When you go up in place value in a decimal system you are multiplying by ten each time.
The number 111 represents one 1, one 10 and one 100.
Well, in a binary system you use ONLY 0 and 1 to express numbers.
128 64 32 16 8 4 2 1
0 0 0 0 0 0 0 0
The zeroes you see on the bottom represent the binary numbers. The decimal numbers you see on the top translate into the numbers we typically use. So, the numbers start from right to left and they double with each place value.
If I wanted to represent the number 128:
128 64 32 16 8 4 2 1
1 0 0 0 0 0 0 0
If I wanted to represent the number 64:
128 64 32 16 8 4 2 1
0 1 0 0 0 0 0 0
If I wanted to represent the number 32:
128 64 32 16 8 4 2 1
0 0 1 0 0 0 0 0
And so on…
0 0 0 0 0 0 0 0 = 0
0 0 0 0 0 0 0 1 = 1
The values, for each place value, are either turned on or off. They are represented by number 1, if they are turned on. They are represented by the number 0, if they are turned off, so to speak.
Well, if we applied this to computers, “What is being turned ‘on’ of ‘off’?” Ans: Electrical current over a wire.
Imagine a set of wires, group into a set of eight, each with different “on” or “off” flows of electrical current. The combination of ons and offs would combine to produce a series of 0s and 1s, which could then be used to represent other data.
We don’t have to group these wires (or “ons” and “offs”) in a group of 8, but it is a customary unit in terms of computer science application.
So, for instance:
One digit (i.e., a 0 or a 1) is called a bit.
If you put 8 bits together, like we did in the examples above, you get a byte:
8 bits = 1 byte
A byte is a common way of grouping bits, so that when you take the entire number of possible numbers you can express (if you add 128 + 64 + 32 + 16 + 8 + 4 + 2 + 1) 255 is the highest decimal number you can express in a byte.
If I wanted to represent the number 255:
128 64 32 16 8 4 2 1
1 1 1 1 1 1 1 1 = 255
Remember that the number 0 is something that also must be accounted for, so there are actually 256 different values that can be expressed, with 0 included.
And that’s exactly the concept of what a computer does, it takes a series of 0s and 1s and group them together to represent various values (even letters, symbols, etc.).
Thus, 256 values can be expressed in an 8-bit binary system.
But you can have, of course grouping in your computer’s architecture—you can have a 32-bit system, a 64-bit system, etc.
The 8-bit binary system is a foundational way of looking at things, however.

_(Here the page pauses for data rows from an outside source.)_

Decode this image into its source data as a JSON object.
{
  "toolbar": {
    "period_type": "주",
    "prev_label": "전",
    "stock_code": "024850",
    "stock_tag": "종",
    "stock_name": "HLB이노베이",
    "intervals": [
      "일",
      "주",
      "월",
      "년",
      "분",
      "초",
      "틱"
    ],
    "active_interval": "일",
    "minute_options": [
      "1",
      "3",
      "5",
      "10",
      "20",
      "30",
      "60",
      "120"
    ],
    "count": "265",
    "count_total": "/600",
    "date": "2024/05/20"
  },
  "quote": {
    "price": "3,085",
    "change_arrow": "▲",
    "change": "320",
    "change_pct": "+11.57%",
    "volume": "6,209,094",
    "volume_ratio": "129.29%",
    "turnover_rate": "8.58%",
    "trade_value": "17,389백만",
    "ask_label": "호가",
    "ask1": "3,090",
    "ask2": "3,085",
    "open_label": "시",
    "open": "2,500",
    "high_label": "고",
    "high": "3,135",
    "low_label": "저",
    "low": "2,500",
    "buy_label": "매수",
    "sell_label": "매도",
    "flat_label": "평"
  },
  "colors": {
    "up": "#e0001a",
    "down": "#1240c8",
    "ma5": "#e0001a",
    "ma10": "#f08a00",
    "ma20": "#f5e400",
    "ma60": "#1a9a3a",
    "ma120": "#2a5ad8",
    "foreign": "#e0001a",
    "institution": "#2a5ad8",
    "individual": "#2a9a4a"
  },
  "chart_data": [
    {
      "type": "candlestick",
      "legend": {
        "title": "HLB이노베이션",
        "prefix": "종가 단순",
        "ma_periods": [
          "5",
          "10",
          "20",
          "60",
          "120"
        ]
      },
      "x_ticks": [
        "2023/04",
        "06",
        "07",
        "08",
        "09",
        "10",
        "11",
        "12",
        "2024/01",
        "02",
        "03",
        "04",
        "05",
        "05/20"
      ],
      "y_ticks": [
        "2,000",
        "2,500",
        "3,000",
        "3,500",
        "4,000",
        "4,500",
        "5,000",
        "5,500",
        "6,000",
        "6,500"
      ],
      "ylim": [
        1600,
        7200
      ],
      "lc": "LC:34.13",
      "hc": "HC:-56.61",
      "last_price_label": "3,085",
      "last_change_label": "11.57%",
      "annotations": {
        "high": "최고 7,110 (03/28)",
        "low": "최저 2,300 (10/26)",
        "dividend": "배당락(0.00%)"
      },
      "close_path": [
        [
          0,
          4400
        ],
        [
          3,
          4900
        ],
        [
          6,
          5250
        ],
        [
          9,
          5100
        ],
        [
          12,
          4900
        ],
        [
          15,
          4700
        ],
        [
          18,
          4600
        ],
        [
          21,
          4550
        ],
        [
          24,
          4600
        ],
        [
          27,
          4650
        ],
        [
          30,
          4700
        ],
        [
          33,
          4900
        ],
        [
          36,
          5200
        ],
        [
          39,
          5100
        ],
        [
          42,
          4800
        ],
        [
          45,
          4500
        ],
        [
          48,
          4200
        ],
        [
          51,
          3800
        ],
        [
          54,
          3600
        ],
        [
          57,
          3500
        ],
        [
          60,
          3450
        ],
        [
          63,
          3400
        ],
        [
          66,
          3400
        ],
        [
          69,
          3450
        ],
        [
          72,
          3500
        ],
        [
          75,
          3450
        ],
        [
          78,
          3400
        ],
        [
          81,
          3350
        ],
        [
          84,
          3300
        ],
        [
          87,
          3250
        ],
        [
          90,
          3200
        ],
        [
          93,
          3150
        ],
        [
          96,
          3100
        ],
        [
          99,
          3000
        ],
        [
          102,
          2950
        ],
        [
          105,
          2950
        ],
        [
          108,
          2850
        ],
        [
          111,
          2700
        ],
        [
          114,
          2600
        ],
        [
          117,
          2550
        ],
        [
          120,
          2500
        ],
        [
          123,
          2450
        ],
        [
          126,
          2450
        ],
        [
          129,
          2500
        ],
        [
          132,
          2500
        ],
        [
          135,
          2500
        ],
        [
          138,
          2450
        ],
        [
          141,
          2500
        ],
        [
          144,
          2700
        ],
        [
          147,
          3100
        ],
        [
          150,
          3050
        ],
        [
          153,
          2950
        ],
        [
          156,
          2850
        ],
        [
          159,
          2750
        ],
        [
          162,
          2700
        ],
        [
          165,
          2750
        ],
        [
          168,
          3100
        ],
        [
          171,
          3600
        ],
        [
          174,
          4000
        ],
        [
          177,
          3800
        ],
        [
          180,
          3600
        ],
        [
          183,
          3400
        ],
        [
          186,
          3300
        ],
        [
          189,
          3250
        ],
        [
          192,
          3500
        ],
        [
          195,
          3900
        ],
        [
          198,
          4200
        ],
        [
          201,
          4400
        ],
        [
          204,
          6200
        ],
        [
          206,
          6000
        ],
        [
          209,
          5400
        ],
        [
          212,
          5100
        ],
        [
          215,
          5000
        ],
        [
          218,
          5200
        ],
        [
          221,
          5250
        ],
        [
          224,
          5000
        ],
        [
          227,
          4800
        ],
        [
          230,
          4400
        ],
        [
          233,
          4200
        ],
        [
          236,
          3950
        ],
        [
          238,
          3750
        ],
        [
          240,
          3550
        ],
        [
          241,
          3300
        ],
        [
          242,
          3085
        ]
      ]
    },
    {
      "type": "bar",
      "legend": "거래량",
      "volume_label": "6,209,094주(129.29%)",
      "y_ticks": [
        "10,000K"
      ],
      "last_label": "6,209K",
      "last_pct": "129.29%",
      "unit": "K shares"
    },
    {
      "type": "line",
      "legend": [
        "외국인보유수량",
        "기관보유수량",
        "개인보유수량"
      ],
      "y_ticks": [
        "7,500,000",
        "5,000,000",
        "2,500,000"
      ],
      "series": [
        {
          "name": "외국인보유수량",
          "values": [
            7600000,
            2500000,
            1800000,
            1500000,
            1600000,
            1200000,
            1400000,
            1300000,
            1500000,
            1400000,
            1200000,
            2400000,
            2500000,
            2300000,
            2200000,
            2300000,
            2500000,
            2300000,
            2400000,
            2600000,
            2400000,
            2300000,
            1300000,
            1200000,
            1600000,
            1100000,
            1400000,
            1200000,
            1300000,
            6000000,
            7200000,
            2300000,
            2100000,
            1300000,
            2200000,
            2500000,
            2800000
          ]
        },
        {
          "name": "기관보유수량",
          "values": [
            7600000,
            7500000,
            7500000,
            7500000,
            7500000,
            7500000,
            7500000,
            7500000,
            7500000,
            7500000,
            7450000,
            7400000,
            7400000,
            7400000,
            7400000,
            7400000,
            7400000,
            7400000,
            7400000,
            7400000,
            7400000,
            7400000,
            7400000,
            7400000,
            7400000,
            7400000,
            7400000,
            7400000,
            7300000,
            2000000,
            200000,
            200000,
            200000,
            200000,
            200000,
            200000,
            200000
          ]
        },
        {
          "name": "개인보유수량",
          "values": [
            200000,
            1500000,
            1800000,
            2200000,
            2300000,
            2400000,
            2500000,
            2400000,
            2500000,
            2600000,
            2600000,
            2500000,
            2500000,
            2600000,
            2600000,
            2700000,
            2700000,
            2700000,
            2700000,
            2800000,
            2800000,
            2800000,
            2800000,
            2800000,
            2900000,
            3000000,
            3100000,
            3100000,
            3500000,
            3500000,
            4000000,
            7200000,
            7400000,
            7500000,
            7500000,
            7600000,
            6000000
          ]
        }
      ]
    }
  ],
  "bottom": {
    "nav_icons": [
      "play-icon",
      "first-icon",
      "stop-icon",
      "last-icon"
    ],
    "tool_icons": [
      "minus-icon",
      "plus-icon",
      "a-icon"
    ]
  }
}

That’s important to remember because this 256 value will come up again in several ways when you study computer science, and it’s good to know that this is where it comes from (2, raised to the 8th power).
Also, when it comes to storage this way of looking at things is also used:
8 bits = 1 byte
1024 bytes = 1 Kilobyte (KB)
1,048,576 bytes = 1 Megabyte (MB)
1,073,741,824 bytes = 1 Gigabyte (GB)
1,099,511,627,776 bytes = 1 Terabyte (TB)
But, let’s flow back to the concept of 0s and 1s.
Summary
So, computers can store information as 0s or 1s by using on and off flows of electricity and grouping those 0s and 1s into bytes that can be used to perform calculations (which result in the displaying of videos, executing programs on your computer, etc.)
These 0s and 1s can not only represent numbers, but they can be used to represent characters such as letters and literally anything a computer can do.
So, when we think about the binary system, think about on and off states of current, represented by 0s and 1s in your computer, and that your computer can use those states to everything that’s done on your computer.